Who painted A Philosopher Lecturing on the Orrery and when?

A Philosopher Lecturing on the Orrery was painted by Joseph Wright of Derby in 1766. It was displayed at the Exhibition of 1766 of the Society of Artists.

Where is A Philosopher Lecturing on the Orrery displayed today?

The painting is on permanent display at the Derby Museum and Art Gallery. A working replica of the Grand Orrery depicted in the painting, built by John Gleave in 1993, is displayed alongside it.

Who bought A Philosopher Lecturing on the Orrery and for how much?

Washington Shirley, 5th Earl Ferrers, purchased the painting for two hundred and ten pounds at the Exhibition of 1766. The 6th Earl later auctioned it off, after which it passed to the Derby Museum and Art Gallery.

Who is the lecturer in A Philosopher Lecturing on the Orrery?

The identity of the central lecturer has been debated. Benedict Nicolson argued in 1968 the model was John Whitehurst; another commentator noted a resemblance to a portrait of Isaac Newton by Godfrey Kneller. Jonathan Powers, in his study of the painting, identifies the figure as John Arden, a scholar known for teaching the young Mary Wollstonecraft.

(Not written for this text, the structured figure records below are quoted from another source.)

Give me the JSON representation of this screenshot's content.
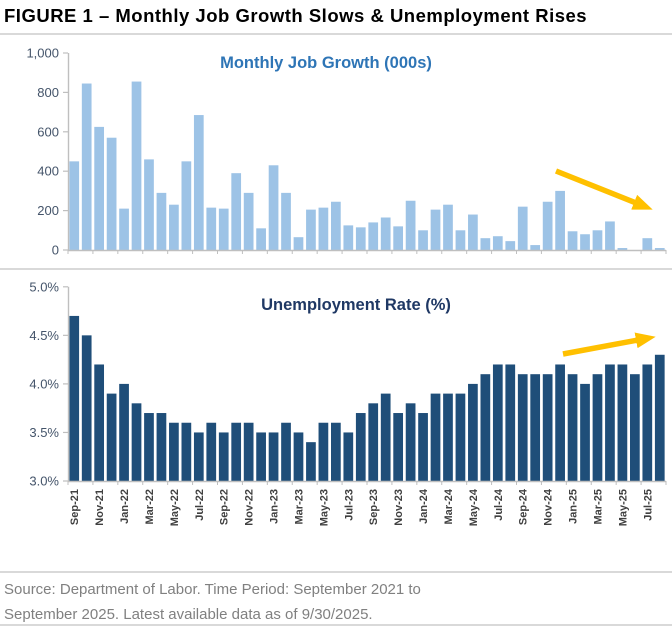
{
  "figure": {
    "title": "FIGURE 1 – Monthly Job Growth Slows & Unemployment Rises"
  },
  "footer": {
    "line1": "Source: Department of Labor. Time Period: September 2021 to",
    "line2": "September 2025. Latest available data as of 9/30/2025."
  },
  "chart_data": [
    {
      "type": "bar",
      "title": "Monthly Job Growth (000s)",
      "title_color": "#2E75B6",
      "bar_color": "#9DC3E6",
      "ylabel": "",
      "xlabel": "",
      "ylim": [
        0,
        1000
      ],
      "ytick_labels": [
        "1,000",
        "800",
        "600",
        "400",
        "200",
        "0"
      ],
      "grid": false,
      "legend": "none",
      "annotation": "downward-trend-arrow",
      "arrow_color": "#FFC000",
      "months": [
        "Sep-21",
        "Oct-21",
        "Nov-21",
        "Dec-21",
        "Jan-22",
        "Feb-22",
        "Mar-22",
        "Apr-22",
        "May-22",
        "Jun-22",
        "Jul-22",
        "Aug-22",
        "Sep-22",
        "Oct-22",
        "Nov-22",
        "Dec-22",
        "Jan-23",
        "Feb-23",
        "Mar-23",
        "Apr-23",
        "May-23",
        "Jun-23",
        "Jul-23",
        "Aug-23",
        "Sep-23",
        "Oct-23",
        "Nov-23",
        "Dec-23",
        "Jan-24",
        "Feb-24",
        "Mar-24",
        "Apr-24",
        "May-24",
        "Jun-24",
        "Jul-24",
        "Aug-24",
        "Sep-24",
        "Oct-24",
        "Nov-24",
        "Dec-24",
        "Jan-25",
        "Feb-25",
        "Mar-25",
        "Apr-25",
        "May-25",
        "Jun-25",
        "Jul-25",
        "Aug-25"
      ],
      "values": [
        450,
        845,
        625,
        570,
        210,
        855,
        460,
        290,
        230,
        450,
        685,
        215,
        210,
        390,
        290,
        110,
        430,
        290,
        65,
        205,
        215,
        245,
        125,
        115,
        140,
        165,
        120,
        250,
        100,
        205,
        230,
        100,
        180,
        60,
        70,
        45,
        220,
        25,
        245,
        300,
        95,
        80,
        100,
        145,
        10,
        0,
        60,
        10
      ]
    },
    {
      "type": "bar",
      "title": "Unemployment Rate (%)",
      "title_color": "#1F3864",
      "bar_color": "#1F4E79",
      "ylabel": "",
      "xlabel": "",
      "ylim": [
        3.0,
        5.0
      ],
      "ytick_labels": [
        "5.0%",
        "4.5%",
        "4.0%",
        "3.5%",
        "3.0%"
      ],
      "grid": false,
      "legend": "none",
      "annotation": "upward-trend-arrow",
      "arrow_color": "#FFC000",
      "months": [
        "Sep-21",
        "Oct-21",
        "Nov-21",
        "Dec-21",
        "Jan-22",
        "Feb-22",
        "Mar-22",
        "Apr-22",
        "May-22",
        "Jun-22",
        "Jul-22",
        "Aug-22",
        "Sep-22",
        "Oct-22",
        "Nov-22",
        "Dec-22",
        "Jan-23",
        "Feb-23",
        "Mar-23",
        "Apr-23",
        "May-23",
        "Jun-23",
        "Jul-23",
        "Aug-23",
        "Sep-23",
        "Oct-23",
        "Nov-23",
        "Dec-23",
        "Jan-24",
        "Feb-24",
        "Mar-24",
        "Apr-24",
        "May-24",
        "Jun-24",
        "Jul-24",
        "Aug-24",
        "Sep-24",
        "Oct-24",
        "Nov-24",
        "Dec-24",
        "Jan-25",
        "Feb-25",
        "Mar-25",
        "Apr-25",
        "May-25",
        "Jun-25",
        "Jul-25",
        "Aug-25"
      ],
      "values": [
        4.7,
        4.5,
        4.2,
        3.9,
        4.0,
        3.8,
        3.7,
        3.7,
        3.6,
        3.6,
        3.5,
        3.6,
        3.5,
        3.6,
        3.6,
        3.5,
        3.5,
        3.6,
        3.5,
        3.4,
        3.6,
        3.6,
        3.5,
        3.7,
        3.8,
        3.9,
        3.7,
        3.8,
        3.7,
        3.9,
        3.9,
        3.9,
        4.0,
        4.1,
        4.2,
        4.2,
        4.1,
        4.1,
        4.1,
        4.2,
        4.1,
        4.0,
        4.1,
        4.2,
        4.2,
        4.1,
        4.2,
        4.3
      ]
    }
  ]
}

What is an orrery and why does it appear in Wright's painting?

An orrery is a mechanical model of the Solar System. Wright chose the orrery as his subject to show that scientific demonstrations could inspire the same awe previously reserved for religious painting.

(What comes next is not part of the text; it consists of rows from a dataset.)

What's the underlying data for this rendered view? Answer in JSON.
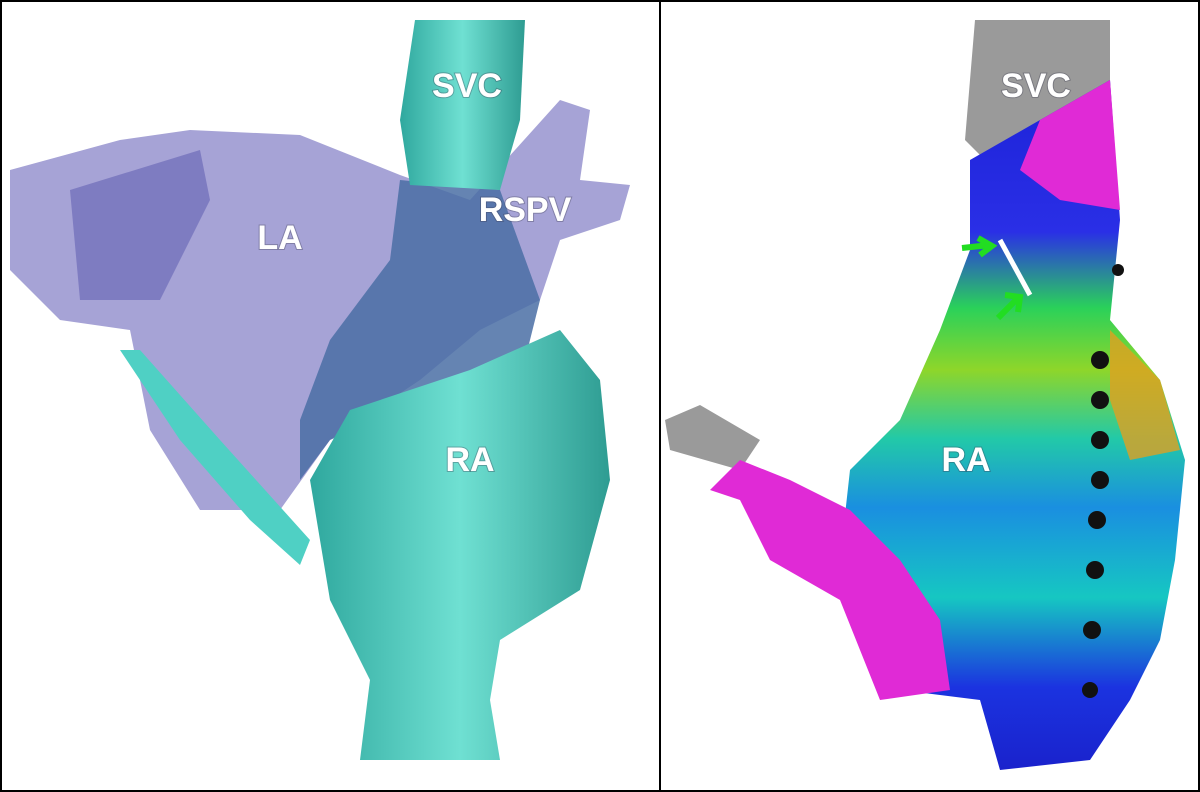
{
  "panels": [
    {
      "labels": [
        "SVC",
        "LA",
        "RSPV",
        "RA"
      ]
    },
    {
      "labels": [
        "SVC",
        "RA"
      ]
    }
  ]
}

Why did Joseph Wright of Derby use candlelight in A Philosopher Lecturing on the Orrery?

For the orrery demonstration, the central lamp representing the Sun was functionally necessary: its shadows were an essential part of the scientific display. Wright also valued candlelit settings for their dramatic intensity, a technique he had used the previous year in Three Persons Viewing the Gladiator by Candlelight (1765).